According to the present invention, a demodulated output amplitude greater than the amplitude change in amplitude modulation can be obtained, and the following effects are obtained. (1) Good reception can be performed even if the C / N ratio of the coil antenna of the RWU is small. (2) Even if the distance between the RWU and the non-contact IC card is long, data can be transmitted, so that the service area of the non-contact IC card can be widened.

[Brief description of the drawings]

FIG. 1 is a diagram showing a configuration example of a reader / writer unit of a non-contact IC card system according to the present invention.
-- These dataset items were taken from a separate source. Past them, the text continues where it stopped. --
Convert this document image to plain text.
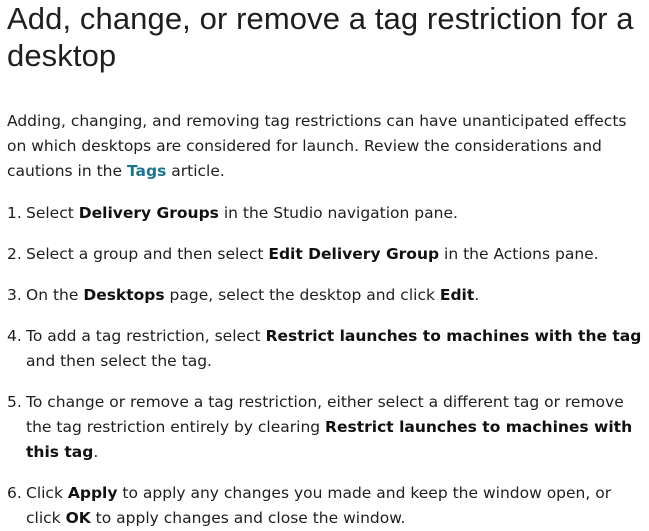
Add, change, or remove a tag restriction for a desktop

Adding, changing, and removing tag restrictions can have unanticipated effects on which desktops are considered for launch. Review the considerations and cautions in the Tags article.

1. Select Delivery Groups in the Studio navigation pane.
2. Select a group and then select Edit Delivery Group in the Actions pane.
3. On the Desktops page, select the desktop and click Edit.
4. To add a tag restriction, select Restrict launches to machines with the tag and then select the tag.
5. To change or remove a tag restriction, either select a different tag or remove the tag restriction entirely by clearing Restrict launches to machines with this tag.
6. Click Apply to apply any changes you made and keep the window open, or click OK to apply changes and close the window.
FIG. 2 shows that the phase of a carrier wave is changed from 0 ° to 36 when θ is 90 °.
FIG. 11 is a diagram illustrating an output amplitude difference of data when the phase is shifted to 0 °.

FIG. 3 shows that the phase of the carrier wave is changed from 0 ° to 36 when θ is 30 °.
FIG. 11 is a diagram illustrating an output amplitude difference of data when the phase is shifted to 0 °.

FIG. 4 shows that the phase of the carrier wave is changed from 0 ° to 36 when θ is 0 °.
FIG. 11 is a diagram illustrating an output amplitude difference of data when the phase is shifted to 0 °.

FIG. 5 is a configuration diagram of a conventional reader / writer unit.

FIG. 6 is a configuration diagram of a non-contact IC card.

[Explanation of symbols]

 DESCRIPTION OF SYMBOLS 1 RWU coil antenna 2 Coupler 3 Power amplifier 4 Modulator 5 Carrier oscillator 6 Phase shifter 7 Multiplier 8 LPF (low-pass filter) 9 Amplifier 10 Comparator 11 Shaper

 ──────────────────────────────────────────────────続 き Continued on the front page (72) Inventor Mitsuhiro Okada 3- 14-20 Higashinakano, Nakano-ku, Tokyo Kokusai Electric Co., Ltd. (72) Keisuke Igarashi 3-14-20 Higashinakano, Nakano-ku, Tokyo Kokusai Electric Inside the corporation

Claims (1)

[Claims] 1. A reader / writer unit and a non-contact IC supplied with electric power by electromagnetic coupling from the reader / writer unit
A non-contact IC card system comprising a card. In the non-contact IC card, the antenna load is varied according to transmission data so that at least a phase change occurs in a change in load as viewed from a reader / writer unit. The reader / writer unit is configured to generate a local carrier for detecting a carrier supplied to the antenna from a carrier oscillator output of the reader / writer unit via a phase shifter. Contact IC card system.